Давно нет в живых Аггева, Новоселова, Демьянова; давно стали земным прахом Коряков, Силин, Сватош; заросли травой, распаханы и забыты бесчисленные могилы повстанцев, стерлись имена на пирамидках братских могил коммунаров, коммунистов, продработников.

Но восстание не забылось. Его грозное эхо пророкотало еще раз над Западной Сибирью в незабываемом 1937-м. Много лет спустя я встретился с одним из тех, кто чудом избежал смерти «за причастность к мятежу». Из леденящего душу рассказа мне особенно врезался в память эпизод о том, "как гнали мужиков зимой через незамерзшую речку вброд... «Конвоиры на лошадях, а мы пеши. Мороз – спасу нет. И ветер насквозь. Вода ледяная, сердце стынет. Ноги задеревенели, скользят, срываются с голышей. Споткнулся, упал – пристрелят. А едва выбрались из воды, мокрая одежда на морозе закаменела. Конвоиры знай свое: «Быстрей. Быстрей!». Кто выбился из сил, упал, тут его и упокоила пуля. Почитай, не боле половины нас добралось до лагеря...»
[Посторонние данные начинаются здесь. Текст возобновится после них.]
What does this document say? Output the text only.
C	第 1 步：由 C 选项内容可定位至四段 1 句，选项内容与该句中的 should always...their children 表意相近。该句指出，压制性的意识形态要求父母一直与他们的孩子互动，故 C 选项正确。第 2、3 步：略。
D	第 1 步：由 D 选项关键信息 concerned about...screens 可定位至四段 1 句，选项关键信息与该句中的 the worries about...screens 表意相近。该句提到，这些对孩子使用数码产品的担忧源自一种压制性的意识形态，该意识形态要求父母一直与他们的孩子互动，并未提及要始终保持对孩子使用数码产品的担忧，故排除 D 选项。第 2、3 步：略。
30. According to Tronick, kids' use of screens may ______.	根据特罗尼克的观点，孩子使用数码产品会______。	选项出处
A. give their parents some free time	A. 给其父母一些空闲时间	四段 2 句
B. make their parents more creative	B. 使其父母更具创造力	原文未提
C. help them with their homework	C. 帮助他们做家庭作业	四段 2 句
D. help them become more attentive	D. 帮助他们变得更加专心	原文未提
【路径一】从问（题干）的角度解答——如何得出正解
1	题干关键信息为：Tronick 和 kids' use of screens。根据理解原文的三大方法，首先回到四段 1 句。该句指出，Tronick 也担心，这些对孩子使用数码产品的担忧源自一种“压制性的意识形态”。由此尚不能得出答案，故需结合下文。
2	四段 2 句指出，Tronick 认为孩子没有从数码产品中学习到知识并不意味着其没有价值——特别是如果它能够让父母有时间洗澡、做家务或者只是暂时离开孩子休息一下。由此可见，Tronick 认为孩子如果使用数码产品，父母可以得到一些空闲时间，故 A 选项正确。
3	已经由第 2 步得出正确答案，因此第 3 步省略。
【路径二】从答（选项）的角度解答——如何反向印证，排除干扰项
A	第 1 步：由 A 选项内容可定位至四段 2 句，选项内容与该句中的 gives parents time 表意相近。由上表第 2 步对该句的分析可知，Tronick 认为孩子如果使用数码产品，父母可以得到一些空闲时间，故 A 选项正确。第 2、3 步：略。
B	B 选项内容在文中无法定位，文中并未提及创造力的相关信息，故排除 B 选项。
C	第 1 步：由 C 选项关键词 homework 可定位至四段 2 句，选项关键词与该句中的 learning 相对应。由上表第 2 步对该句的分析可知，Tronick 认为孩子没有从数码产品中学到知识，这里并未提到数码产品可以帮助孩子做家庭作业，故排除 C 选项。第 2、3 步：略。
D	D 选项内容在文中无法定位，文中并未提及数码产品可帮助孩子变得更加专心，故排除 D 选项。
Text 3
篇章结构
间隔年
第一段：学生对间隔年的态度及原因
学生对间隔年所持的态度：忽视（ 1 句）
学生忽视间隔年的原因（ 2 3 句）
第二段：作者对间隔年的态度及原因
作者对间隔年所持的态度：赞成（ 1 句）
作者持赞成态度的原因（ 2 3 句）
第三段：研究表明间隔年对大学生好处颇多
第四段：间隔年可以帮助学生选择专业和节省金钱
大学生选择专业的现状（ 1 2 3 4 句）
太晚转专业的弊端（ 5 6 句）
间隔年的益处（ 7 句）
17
Вот каким кровавым похмельем отозвался бунтовский угар 1921-го. Семь десятилетий отделяют нас от тех событий. Все эти годы давали знать о себе последствия тех причин, которые породили восстание.

И вот он, итог, – печальный и тревожный. Крестьянин оторвался от земли, превратясь из хозяина в батрака.
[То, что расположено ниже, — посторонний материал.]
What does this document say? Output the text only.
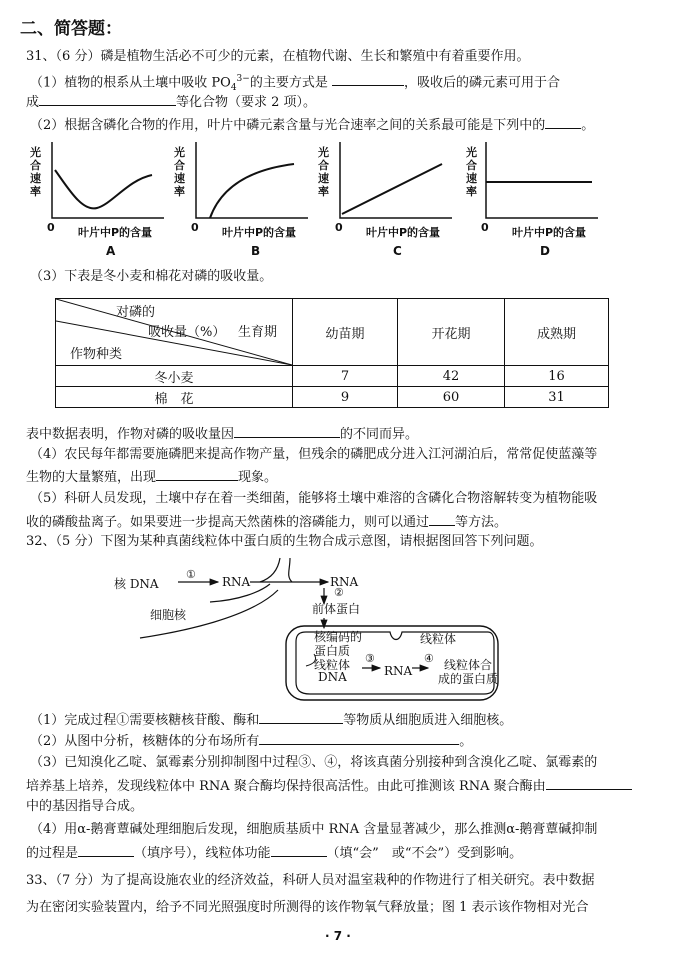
二、简答题：
31、（6 分）磷是植物生活必不可少的元素，在植物代谢、生长和繁殖中有着重要作用。
（1）植物的根系从土壤中吸收 $PO_4^{3-}$的主要方式是	，吸收后的磷元素可用于合
成	等化合物（要求 2 项）。
（2）根据含磷化合物的作用，叶片中磷元素含量与光合速率之间的关系最可能是下列中的	。
光
合
速
率
0 叶片中P的含量
A
光
合
速
率
0 叶片中P的含量
B
光
合
速
率
0 叶片中P的含量
C
光
合
速
率
0 叶片中P的含量
D
（3）下表是冬小麦和棉花对磷的吸收量。
对磷的
吸收量（%） 生育期
作物种类	幼苗期	开花期	成熟期
冬小麦	7	42	16
棉　花	9	60	31
表中数据表明，作物对磷的吸收量因	的不同而异。
（4）农民每年都需要施磷肥来提高作物产量，但残余的磷肥成分进入江河湖泊后，常常促使蓝藻等
生物的大量繁殖，出现	现象。
（5）科研人员发现，土壤中存在着一类细菌，能够将土壤中难溶的含磷化合物溶解转变为植物能吸
收的磷酸盐离子。如果要进一步提高天然菌株的溶磷能力，则可以通过 等方法。
32、（5 分）下图为某种真菌线粒体中蛋白质的生物合成示意图，请根据图回答下列问题。
核 DNA
①
RNA	RNA
②
前体蛋白
细胞核
核编码的
蛋白质
线粒体
线粒体
DNA
③
RNA
④ 线粒体合
成的蛋白质
（1）完成过程①需要核糖核苷酸、酶和	等物质从细胞质进入细胞核。
（2）从图中分析，核糖体的分布场所有	。
（3）已知溴化乙啶、氯霉素分别抑制图中过程③、④，将该真菌分别接种到含溴化乙啶、氯霉素的
培养基上培养，发现线粒体中 RNA 聚合酶均保持很高活性。由此可推测该 RNA 聚合酶由
中的基因指导合成。
（4）用α-鹅膏蕈碱处理细胞后发现，细胞质基质中 RNA 含量显著减少，那么推测α-鹅膏蕈碱抑制
的过程是	（填序号），线粒体功能	（填“会”　或“不会”）受到影响。
33、（7 分）为了提高设施农业的经济效益，科研人员对温室栽种的作物进行了相关研究。表中数据
为在密闭实验装置内，给予不同光照强度时所测得的该作物氧气释放量；图 1 表示该作物相对光合
· 7 ·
Бесхозная земля не мать, а мачеха. Пасынками ее стали внуки и правнуки тех, кто поднялся на бессмысленный, безнадежный и беспощадный бунт, поднялся потому, что иного выхода у него не было. Но кровь и муки, и слезы многих тысяч не спасли сибирского крестьянина от крепостного рабства.

Руководимое большевиками Советское государство сперва отобрало у крестьян хлеб. Потом отняло землю и скот. После обобранного, сломленного, запуганного мужика окончательно закрепостили, приковав к колхозу.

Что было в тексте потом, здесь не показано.